掲示板上で様々な人が自分のスレッドを建ててそこにAA付きのレスをつけていく形で作られていき、読んでいる人たちは、同じくレスをつけて感想を残していきます。そして、掲示板上に残されたレスはまとめブログによってまとめられ、一冊の本のようにネット上に保管されていきます。ちなみに「やる夫」とは、頻繁に現れるAAキャラクターの名前です。派生系として「やらない夫」「できる夫」などのキャラクターも存在しますし、アニメやマンガのキャラクターがAA化されたものも数多く存在します。
例(オススメやる夫スレ)
やる夫スレは本当にたくさんあります。
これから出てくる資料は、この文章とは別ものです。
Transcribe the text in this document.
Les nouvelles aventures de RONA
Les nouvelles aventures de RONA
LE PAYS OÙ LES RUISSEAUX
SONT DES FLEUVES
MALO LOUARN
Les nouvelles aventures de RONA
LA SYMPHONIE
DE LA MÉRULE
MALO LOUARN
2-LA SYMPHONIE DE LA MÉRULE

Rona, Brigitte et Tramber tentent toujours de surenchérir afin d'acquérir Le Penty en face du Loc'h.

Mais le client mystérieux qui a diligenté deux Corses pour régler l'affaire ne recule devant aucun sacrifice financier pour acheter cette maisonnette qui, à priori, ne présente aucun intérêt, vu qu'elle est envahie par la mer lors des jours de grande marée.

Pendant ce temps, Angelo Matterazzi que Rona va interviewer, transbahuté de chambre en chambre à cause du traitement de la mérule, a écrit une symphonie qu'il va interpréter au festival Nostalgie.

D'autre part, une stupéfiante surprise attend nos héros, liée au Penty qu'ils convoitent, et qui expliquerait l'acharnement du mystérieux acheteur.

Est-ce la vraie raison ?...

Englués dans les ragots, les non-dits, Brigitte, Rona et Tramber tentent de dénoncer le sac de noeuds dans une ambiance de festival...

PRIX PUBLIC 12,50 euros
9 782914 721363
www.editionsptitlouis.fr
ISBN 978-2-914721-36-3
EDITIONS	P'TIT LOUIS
恋愛もののストーリーから、知るとちょっと物知りになれる歴史や伝記物、はたまたゲームや小説をAAに仕立て直す二次創作も多くあります。
その中でいくつかオススメを挙げるので、ぜひ読んでみてください。
Macやスマホだと行間や文字間の関係上、キレイにAAが表示されません。Macの場合はChromeの拡張機能を入れるなどの処理が必要です。
- とりあえず世界が終わるまで
ファイナルファンタジー6の二次創作。世界崩壊までのストーリーを、原作では敵国だったガストラ帝国側にフューチャーして描いた物語。改変が色々ありますが、その結果、歴史大河みたいな作品になってる気がします。
- やる夫がロボ子と日常を歩むそうです
SF系ストーリー。宇宙からの侵略者との戦争に勝ち抜いた人間たちが戦後、四苦八苦しながら日常を取り戻そうとする物語。ちょっとやる夫スレ慣れしていないと難しいかもしれないけど、設定の緻密さは素敵。
- やる夫が雀荘デビューするようです
学生時代このスレを読んでから、ネット麻雀のランキングがめっちゃ上がりました。
やる夫スレ(AA)で使われる文字について
ここからが本題です。
たとえば「(・ω・)」という顔文字には語句を括る「()」や語句を並列に並べる「・」、ギリシャ文字の最後の文字「ω」が使われています。しかしそれぞれの文字が元々持っている機能は全く関係なく、なんとなく目のように見えるから「・」を目にしてみたり、何となく口(鼻?)に見えるから「ω」をそう使っているだけです。つまり、AAは様々な種類の文字をその「形」にだけ着目して作られていると言えます。「/」だって、「スラッシュ」という記号としてではなく、ただの斜めの線として使われます。ある意味文字がグラフィックとして扱われているとも言えます。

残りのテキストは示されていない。